If you missed it, the Blues had a power play opportunity during the game and Tarasenko only played nine seconds on the man-advantage. As the Blues were going back to the locker room for the intermission, Hitchcock tried to explain himself to Tarasenko, but the Blues forward blew him off (top).

After the game, Hitchcock explained what happened during the sequence.

“They just came off a long shift, and they were tired,” Hitchcock said of Tarasenko’s line, per ESPN. “I was trying to cheat to get time, to give them a rest, but the referee wouldn’t let us cheat. So he wanted our players out there right away.

“That’s what happens when you’ve got a guy like that that wants to make a difference. I love it. I love it in him.”

Will St. Louis be able to overcome the mental hurdles that have popped up this year and in years past? The Blues had an opportunity to close the series out in Game 5, but Patrick Kane scored in double OT to force Game 6. In Game 6, the Blues blew a 3-1 lead and ended up losing 6-3.

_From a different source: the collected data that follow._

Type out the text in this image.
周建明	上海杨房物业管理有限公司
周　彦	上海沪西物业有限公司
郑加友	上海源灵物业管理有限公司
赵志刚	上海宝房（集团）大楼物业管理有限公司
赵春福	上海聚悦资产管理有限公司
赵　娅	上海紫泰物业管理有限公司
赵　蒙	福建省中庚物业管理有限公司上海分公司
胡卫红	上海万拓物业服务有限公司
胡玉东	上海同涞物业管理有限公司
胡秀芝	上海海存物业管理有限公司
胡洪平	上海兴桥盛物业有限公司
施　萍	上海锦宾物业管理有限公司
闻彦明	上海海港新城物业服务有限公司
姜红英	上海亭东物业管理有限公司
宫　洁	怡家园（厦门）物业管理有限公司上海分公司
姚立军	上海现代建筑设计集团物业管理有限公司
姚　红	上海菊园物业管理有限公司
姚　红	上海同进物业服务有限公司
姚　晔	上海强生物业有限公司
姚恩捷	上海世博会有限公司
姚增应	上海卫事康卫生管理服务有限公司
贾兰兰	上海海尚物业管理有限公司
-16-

“We’ve got Game 7 at home,” Hitchcock said, per the St. Louis Post-Dispatch. “It’s the best-case scenario we could have hoped for, we could have dreamed for getting this matchup and getting home-ice advantage.”

Best-case scenario might seem like a bit of stretch, but the Blues can still make their fans forget about all the mistakes they’ve made in this opening round.

Related:

Is there a rift between Tarasenko and Hitchcock

Hitchcock on his team’s defending in Game 3: ‘We looked like the Washington Generals a few times’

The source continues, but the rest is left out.